En torno a esta propuesta, para América Latina surgieron varios “problemas”:
a. el día de la firma del NAFTA, apareció la insurgencia del EZLN (Ejército Zapatista de Liberación Nacional);
b. Brasil organizó el MERCOSUR y, a partir de ahí, intentó negociar el ingreso al ALCA en condiciones más ventajosas;
c. en Colombia se fortaleció la insurgencia guerrillera;
d. el proceso de privatizaciones desestabilizó buena parte del subcontinente y generó un auge de movimientos nacionalistas (como, por ejemplo, el de Hugo Chávez en Venezuela) y de conflictos sociales;
e. Brasil giró levemente a la izquierda con la elección de Lula da Silva;
f. los “imperialismos competidores” (Alemania, Japón y China) comenzaron a invertir fuertemente en ciertos países latinoamericanos (sobre todo Brasil) como reaseguro de estar dentro del área comercial del ALCA y sus barreras proteccionistas;
g. establecida durante la presidencia de Bill Clinton (1993-2001), la política de generar crecimiento con especulación dio lugar hacia el año 2000 a una crisis cada vez más aguda, que se fue profundizando hasta hacer eclosión en 2008.
Dado que el futuro solo augura mayores conflictos en un proceso cada vez más rápido de integración de las Américas, que traerá aparejada la mayor intervención de Estados Unidos en los asuntos internos latinoamericanos, es que proponemos repensar las clásicas nociones con las que se aborda la relación imperialista que Estados Unidos mantiene con América Latina. Así, a través de una serie de artículos especialmente producidos y revisados para este libro, proponemos salirnos de las conceptualizaciones esquemáticas tanto del imperialismo estadounidense como de las críticas y las formas de resistencia a la dominación que emergieron desde América Latina.

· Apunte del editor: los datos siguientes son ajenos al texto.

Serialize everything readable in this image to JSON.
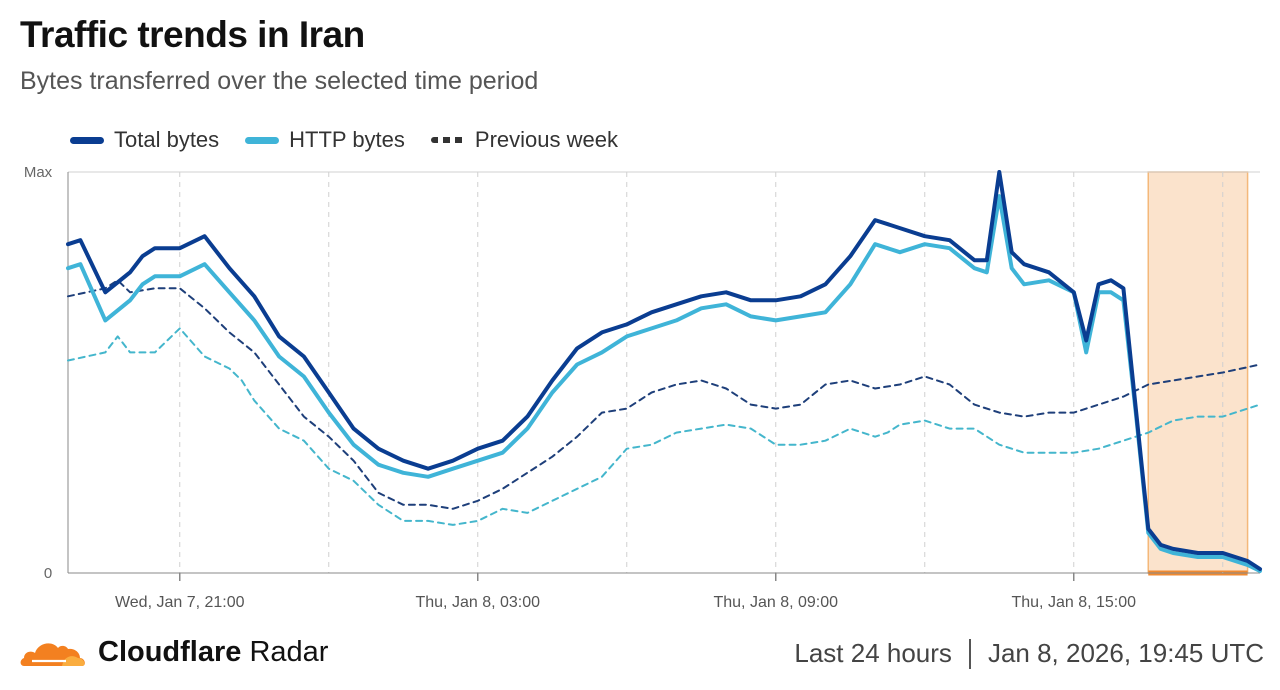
{
  "header": {
    "title": "Traffic trends in Iran",
    "subtitle": "Bytes transferred over the selected time period"
  },
  "legend": {
    "total": "Total bytes",
    "http": "HTTP bytes",
    "previous": "Previous week"
  },
  "colors": {
    "total": "#0a3d91",
    "http": "#3fb4d8",
    "prev_total": "#1e3f7a",
    "prev_http": "#44b6cc",
    "highlight_fill": "#fbe3cc",
    "highlight_border": "#f4b87a",
    "highlight_bar": "#f08a30",
    "grid": "#d0d0d0",
    "axis": "#888888"
  },
  "chart_data": {
    "type": "line",
    "title": "Traffic trends in Iran",
    "ylabel": "",
    "xlabel": "",
    "ylim": [
      0,
      100
    ],
    "y_tick_labels": [
      "0",
      "Max"
    ],
    "x_tick_labels": [
      "Wed, Jan 7, 21:00",
      "Thu, Jan 8, 03:00",
      "Thu, Jan 8, 09:00",
      "Thu, Jan 8, 15:00"
    ],
    "x_tick_hours": [
      2.0,
      8.0,
      14.0,
      20.0
    ],
    "x_range_hours": [
      -0.25,
      23.75
    ],
    "grid_lines_hours": [
      2.0,
      5.0,
      8.0,
      11.0,
      14.0,
      17.0,
      20.0,
      23.0
    ],
    "highlight_range_hours": [
      21.5,
      23.5
    ],
    "series": [
      {
        "name": "Previous week (HTTP bytes)",
        "style": "dashed",
        "x": [
          -0.25,
          0.5,
          0.75,
          1.0,
          1.5,
          2.0,
          2.5,
          3.0,
          3.25,
          3.5,
          4.0,
          4.5,
          5.0,
          5.5,
          6.0,
          6.5,
          7.0,
          7.5,
          8.0,
          8.5,
          9.0,
          9.5,
          10.0,
          10.5,
          11.0,
          11.5,
          12.0,
          12.5,
          13.0,
          13.5,
          14.0,
          14.5,
          15.0,
          15.5,
          16.0,
          16.25,
          16.5,
          17.0,
          17.5,
          18.0,
          18.5,
          19.0,
          19.5,
          20.0,
          20.5,
          21.0,
          21.5,
          22.0,
          22.5,
          23.0,
          23.75
        ],
        "y": [
          53,
          55,
          59,
          55,
          55,
          61,
          54,
          51,
          48,
          43,
          36,
          33,
          26,
          23,
          17,
          13,
          13,
          12,
          13,
          16,
          15,
          18,
          21,
          24,
          31,
          32,
          35,
          36,
          37,
          36,
          32,
          32,
          33,
          36,
          34,
          35,
          37,
          38,
          36,
          36,
          32,
          30,
          30,
          30,
          31,
          33,
          35,
          38,
          39,
          39,
          42
        ]
      },
      {
        "name": "Previous week (Total bytes)",
        "style": "dashed",
        "x": [
          -0.25,
          0.5,
          0.75,
          1.0,
          1.5,
          2.0,
          2.5,
          3.0,
          3.5,
          4.0,
          4.5,
          5.0,
          5.5,
          6.0,
          6.5,
          7.0,
          7.5,
          8.0,
          8.5,
          9.0,
          9.5,
          10.0,
          10.5,
          11.0,
          11.5,
          12.0,
          12.5,
          13.0,
          13.5,
          14.0,
          14.5,
          15.0,
          15.5,
          16.0,
          16.5,
          17.0,
          17.5,
          18.0,
          18.5,
          19.0,
          19.5,
          20.0,
          20.5,
          21.0,
          21.5,
          22.0,
          22.5,
          23.0,
          23.75
        ],
        "y": [
          69,
          71,
          73,
          70,
          71,
          71,
          66,
          60,
          55,
          47,
          39,
          34,
          28,
          20,
          17,
          17,
          16,
          18,
          21,
          25,
          29,
          34,
          40,
          41,
          45,
          47,
          48,
          46,
          42,
          41,
          42,
          47,
          48,
          46,
          47,
          49,
          47,
          42,
          40,
          39,
          40,
          40,
          42,
          44,
          47,
          48,
          49,
          50,
          52
        ]
      },
      {
        "name": "HTTP bytes",
        "style": "solid",
        "x": [
          -0.25,
          0.0,
          0.5,
          1.0,
          1.25,
          1.5,
          2.0,
          2.5,
          3.0,
          3.5,
          4.0,
          4.5,
          5.0,
          5.5,
          6.0,
          6.5,
          7.0,
          7.5,
          8.0,
          8.5,
          9.0,
          9.5,
          10.0,
          10.5,
          11.0,
          11.5,
          12.0,
          12.5,
          13.0,
          13.5,
          14.0,
          14.5,
          15.0,
          15.5,
          16.0,
          16.5,
          17.0,
          17.5,
          18.0,
          18.25,
          18.5,
          18.75,
          19.0,
          19.5,
          20.0,
          20.25,
          20.5,
          20.75,
          21.0,
          21.25,
          21.5,
          21.75,
          22.0,
          22.5,
          23.0,
          23.25,
          23.5,
          23.75
        ],
        "y": [
          76,
          77,
          63,
          68,
          72,
          74,
          74,
          77,
          70,
          63,
          54,
          49,
          40,
          32,
          27,
          25,
          24,
          26,
          28,
          30,
          36,
          45,
          52,
          55,
          59,
          61,
          63,
          66,
          67,
          64,
          63,
          64,
          65,
          72,
          82,
          80,
          82,
          81,
          76,
          75,
          94,
          76,
          72,
          73,
          70,
          55,
          70,
          70,
          68,
          40,
          10,
          6,
          5,
          4,
          4,
          3,
          2,
          0.5
        ]
      },
      {
        "name": "Total bytes",
        "style": "solid",
        "x": [
          -0.25,
          0.0,
          0.5,
          1.0,
          1.25,
          1.5,
          2.0,
          2.5,
          3.0,
          3.5,
          4.0,
          4.5,
          5.0,
          5.5,
          6.0,
          6.5,
          7.0,
          7.5,
          8.0,
          8.5,
          9.0,
          9.5,
          10.0,
          10.5,
          11.0,
          11.5,
          12.0,
          12.5,
          13.0,
          13.5,
          14.0,
          14.5,
          15.0,
          15.5,
          16.0,
          16.5,
          17.0,
          17.5,
          18.0,
          18.25,
          18.5,
          18.75,
          19.0,
          19.5,
          20.0,
          20.25,
          20.5,
          20.75,
          21.0,
          21.25,
          21.5,
          21.75,
          22.0,
          22.5,
          23.0,
          23.25,
          23.5,
          23.75
        ],
        "y": [
          82,
          83,
          70,
          75,
          79,
          81,
          81,
          84,
          76,
          69,
          59,
          54,
          45,
          36,
          31,
          28,
          26,
          28,
          31,
          33,
          39,
          48,
          56,
          60,
          62,
          65,
          67,
          69,
          70,
          68,
          68,
          69,
          72,
          79,
          88,
          86,
          84,
          83,
          78,
          78,
          100,
          80,
          77,
          75,
          70,
          58,
          72,
          73,
          71,
          41,
          11,
          7,
          6,
          5,
          5,
          4,
          3,
          1
        ]
      }
    ]
  },
  "footer": {
    "brand_name": "Cloudflare",
    "brand_product": "Radar",
    "period": "Last 24 hours",
    "timestamp": "Jan 8, 2026, 19:45 UTC"
  }
}
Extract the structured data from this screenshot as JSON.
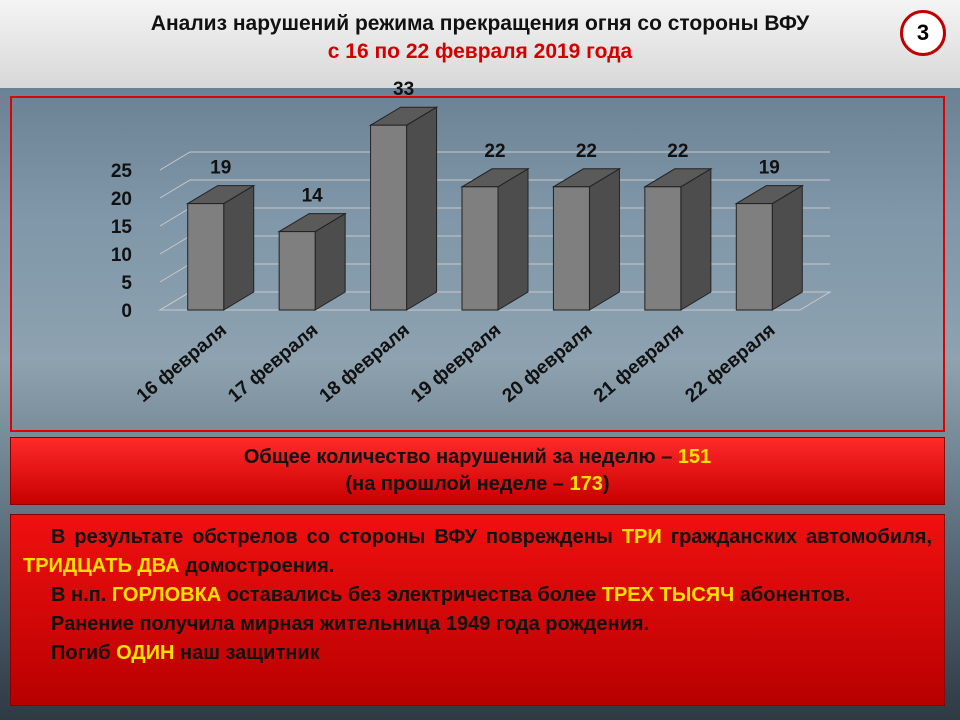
{
  "header": {
    "title": "Анализ нарушений режима прекращения огня со стороны ВФУ",
    "title_dates": "с 16 по 22 февраля 2019 года",
    "slide_number": "3"
  },
  "chart_data": {
    "type": "bar3d",
    "categories": [
      "16 февраля",
      "17 февраля",
      "18 февраля",
      "19 февраля",
      "20 февраля",
      "21 февраля",
      "22 февраля"
    ],
    "values": [
      19,
      14,
      33,
      22,
      22,
      22,
      19
    ],
    "color": "#7f7f7f",
    "ylim": [
      0,
      25
    ],
    "yticks": [
      0,
      5,
      10,
      15,
      20,
      25
    ],
    "grid": true
  },
  "summary": {
    "line1": "Общее количество нарушений за неделю –",
    "week_total": "151",
    "line2_start": "(на прошлой неделе –",
    "previous_total": "173",
    "line2_end": ")"
  },
  "details": [
    [
      "В результате обстрелов со стороны ВФУ повреждены ",
      "ТРИ",
      " гражданских автомобиля, ",
      "ТРИДЦАТЬ ДВА",
      " домостроения."
    ],
    [
      "В н.п. ",
      "ГОРЛОВКА",
      " оставались без электричества более ",
      "ТРЕХ ТЫСЯЧ",
      " абонентов."
    ],
    [
      "Ранение получила мирная жительница 1949 года рождения."
    ],
    [
      "Погиб ",
      "ОДИН",
      " наш защитник"
    ]
  ]
}
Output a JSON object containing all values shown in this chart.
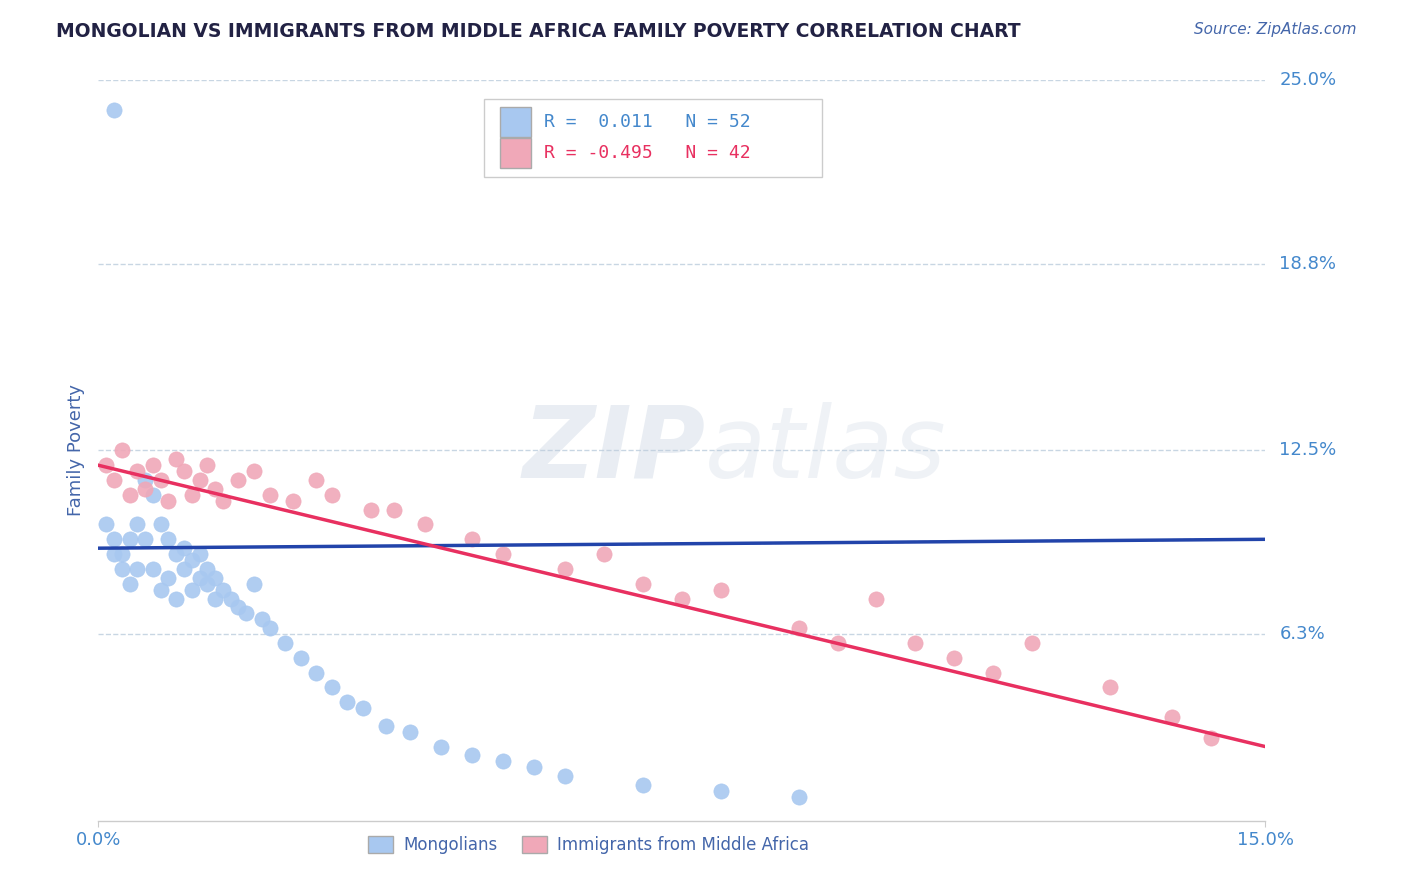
{
  "title": "MONGOLIAN VS IMMIGRANTS FROM MIDDLE AFRICA FAMILY POVERTY CORRELATION CHART",
  "source": "Source: ZipAtlas.com",
  "ylabel": "Family Poverty",
  "xlim": [
    0.0,
    0.15
  ],
  "ylim": [
    0.0,
    0.25
  ],
  "ytick_labels": [
    "25.0%",
    "18.8%",
    "12.5%",
    "6.3%"
  ],
  "ytick_positions": [
    0.25,
    0.188,
    0.125,
    0.063
  ],
  "xtick_labels": [
    "0.0%",
    "15.0%"
  ],
  "xtick_positions": [
    0.0,
    0.15
  ],
  "watermark_zip": "ZIP",
  "watermark_atlas": "atlas",
  "legend_blue_label": "Mongolians",
  "legend_pink_label": "Immigrants from Middle Africa",
  "blue_R": "0.011",
  "blue_N": "52",
  "pink_R": "-0.495",
  "pink_N": "42",
  "blue_color": "#A8C8F0",
  "pink_color": "#F0A8B8",
  "blue_line_color": "#2244AA",
  "pink_line_color": "#E83060",
  "gridline_color": "#BBCCDD",
  "title_color": "#222244",
  "axis_label_color": "#4466AA",
  "tick_label_color": "#4488CC",
  "blue_scatter_x": [
    0.001,
    0.002,
    0.002,
    0.003,
    0.003,
    0.004,
    0.004,
    0.005,
    0.005,
    0.006,
    0.006,
    0.007,
    0.007,
    0.008,
    0.008,
    0.009,
    0.009,
    0.01,
    0.01,
    0.011,
    0.011,
    0.012,
    0.012,
    0.013,
    0.013,
    0.014,
    0.014,
    0.015,
    0.015,
    0.016,
    0.017,
    0.018,
    0.019,
    0.02,
    0.021,
    0.022,
    0.024,
    0.026,
    0.028,
    0.03,
    0.032,
    0.034,
    0.037,
    0.04,
    0.044,
    0.048,
    0.052,
    0.056,
    0.06,
    0.07,
    0.08,
    0.09
  ],
  "blue_scatter_y": [
    0.1,
    0.095,
    0.09,
    0.085,
    0.09,
    0.095,
    0.08,
    0.1,
    0.085,
    0.115,
    0.095,
    0.11,
    0.085,
    0.1,
    0.078,
    0.095,
    0.082,
    0.09,
    0.075,
    0.092,
    0.085,
    0.078,
    0.088,
    0.082,
    0.09,
    0.08,
    0.085,
    0.075,
    0.082,
    0.078,
    0.075,
    0.072,
    0.07,
    0.08,
    0.068,
    0.065,
    0.06,
    0.055,
    0.05,
    0.045,
    0.04,
    0.038,
    0.032,
    0.03,
    0.025,
    0.022,
    0.02,
    0.018,
    0.015,
    0.012,
    0.01,
    0.008
  ],
  "blue_outlier_x": [
    0.002
  ],
  "blue_outlier_y": [
    0.24
  ],
  "pink_scatter_x": [
    0.001,
    0.002,
    0.003,
    0.004,
    0.005,
    0.006,
    0.007,
    0.008,
    0.009,
    0.01,
    0.011,
    0.012,
    0.013,
    0.014,
    0.015,
    0.016,
    0.018,
    0.02,
    0.022,
    0.025,
    0.028,
    0.03,
    0.035,
    0.038,
    0.042,
    0.048,
    0.052,
    0.06,
    0.065,
    0.07,
    0.075,
    0.08,
    0.09,
    0.095,
    0.1,
    0.105,
    0.11,
    0.115,
    0.12,
    0.13,
    0.138,
    0.143
  ],
  "pink_scatter_y": [
    0.12,
    0.115,
    0.125,
    0.11,
    0.118,
    0.112,
    0.12,
    0.115,
    0.108,
    0.122,
    0.118,
    0.11,
    0.115,
    0.12,
    0.112,
    0.108,
    0.115,
    0.118,
    0.11,
    0.108,
    0.115,
    0.11,
    0.105,
    0.105,
    0.1,
    0.095,
    0.09,
    0.085,
    0.09,
    0.08,
    0.075,
    0.078,
    0.065,
    0.06,
    0.075,
    0.06,
    0.055,
    0.05,
    0.06,
    0.045,
    0.035,
    0.028
  ],
  "blue_trend_start_x": 0.0,
  "blue_trend_end_x": 0.15,
  "blue_trend_start_y": 0.092,
  "blue_trend_end_y": 0.095,
  "pink_trend_start_x": 0.0,
  "pink_trend_end_x": 0.15,
  "pink_trend_start_y": 0.12,
  "pink_trend_end_y": 0.025
}
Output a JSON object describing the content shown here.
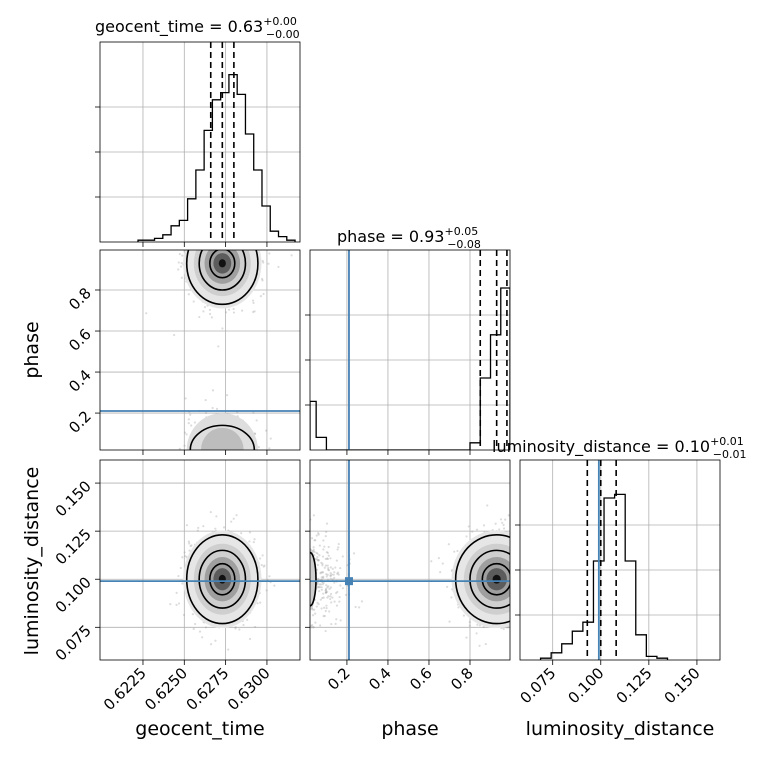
{
  "chart_data": {
    "type": "corner",
    "parameters": [
      "geocent_time",
      "phase",
      "luminosity_distance"
    ],
    "titles": {
      "geocent_time": {
        "name": "geocent_time",
        "value": "0.63",
        "plus": "+0.00",
        "minus": "−0.00"
      },
      "phase": {
        "name": "phase",
        "value": "0.93",
        "plus": "+0.05",
        "minus": "−0.08"
      },
      "luminosity_distance": {
        "name": "luminosity_distance",
        "value": "0.10",
        "plus": "+0.01",
        "minus": "−0.01"
      }
    },
    "axes": {
      "geocent_time": {
        "label": "geocent_time",
        "range": [
          0.6199,
          0.632
        ],
        "ticks": [
          0.6225,
          0.625,
          0.6275,
          0.63
        ],
        "tick_labels": [
          "0.6225",
          "0.6250",
          "0.6275",
          "0.6300"
        ]
      },
      "phase": {
        "label": "phase",
        "range": [
          0.02,
          0.995
        ],
        "ticks": [
          0.2,
          0.4,
          0.6,
          0.8
        ],
        "tick_labels": [
          "0.2",
          "0.4",
          "0.6",
          "0.8"
        ]
      },
      "luminosity_distance": {
        "label": "luminosity_distance",
        "range": [
          0.058,
          0.162
        ],
        "ticks": [
          0.075,
          0.1,
          0.125,
          0.15
        ],
        "tick_labels": [
          "0.075",
          "0.100",
          "0.125",
          "0.150"
        ]
      }
    },
    "truths": {
      "phase": 0.21,
      "luminosity_distance": 0.099
    },
    "quantiles": {
      "geocent_time": [
        0.6266,
        0.6273,
        0.628
      ],
      "phase": [
        0.85,
        0.93,
        0.98
      ],
      "luminosity_distance": [
        0.093,
        0.1,
        0.108
      ]
    },
    "histograms": {
      "geocent_time": {
        "edges": [
          0.6222,
          0.6227,
          0.6232,
          0.6237,
          0.6242,
          0.6247,
          0.6252,
          0.6257,
          0.6262,
          0.6267,
          0.6272,
          0.6277,
          0.6282,
          0.6287,
          0.6292,
          0.6297,
          0.6302,
          0.6307,
          0.6312,
          0.6317
        ],
        "counts": [
          0.01,
          0.01,
          0.02,
          0.04,
          0.09,
          0.12,
          0.24,
          0.4,
          0.62,
          0.79,
          0.83,
          0.93,
          0.82,
          0.6,
          0.4,
          0.2,
          0.06,
          0.03,
          0.01
        ]
      },
      "phase": {
        "edges": [
          0.02,
          0.05,
          0.1,
          0.15,
          0.2,
          0.25,
          0.3,
          0.35,
          0.4,
          0.45,
          0.5,
          0.55,
          0.6,
          0.65,
          0.7,
          0.75,
          0.8,
          0.85,
          0.9,
          0.95,
          0.995
        ],
        "counts": [
          0.27,
          0.07,
          0.0,
          0.0,
          0.0,
          0.0,
          0.0,
          0.0,
          0.0,
          0.0,
          0.0,
          0.0,
          0.0,
          0.0,
          0.0,
          0.0,
          0.04,
          0.4,
          0.64,
          0.9
        ]
      },
      "luminosity_distance": {
        "edges": [
          0.0687,
          0.0742,
          0.0797,
          0.0852,
          0.0907,
          0.0962,
          0.1017,
          0.1072,
          0.1127,
          0.1182,
          0.1237,
          0.1292,
          0.1347
        ],
        "counts": [
          0.01,
          0.04,
          0.09,
          0.16,
          0.21,
          0.55,
          0.9,
          0.92,
          0.55,
          0.14,
          0.02,
          0.01
        ]
      }
    },
    "grid": true
  }
}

La presente compilación se compone de dos secciones. La primera parte, denominada “Los orígenes del imperialismo norteamericano. Expansionismo territorial y visiones críticas desde América Latina en la primera mitad del siglo XX”, reúne producciones que giran en torno a dos grandes ejes. Uno de ellos explora los orígenes del expansionismo territorial estadounidense, la retórica imperialista y su carácter de “excepcionalidad”. El otro analiza algunas de las respuestas que surgieron en Latinoamérica sobre el avance del “coloso yanqui” y que se conformaron en los movimientos críticos denominados “antimperialismo latinoamericano”.
La segunda parte, titulada “Imperialismo cultural estadounidense. Expansionismo ideológico, hegemonía y resistencia antimperialista en la segunda mitad del siglo XX”, compila una serie de artículos que se centran en la complejidad que adoptó el imperialismo estadounidense después de la Segunda Guerra Mundial. A través de lo que podríamos denominar “estudios de caso”, se analizan el accionar imperialista de Estados Unidos en Centroamérica y Sudamérica antes y después de la Segunda Guerra y la compleja dinámica entre el reforzamiento de la hegemonía norteamericana y la resistencia antimperialista de distintos actores regionales.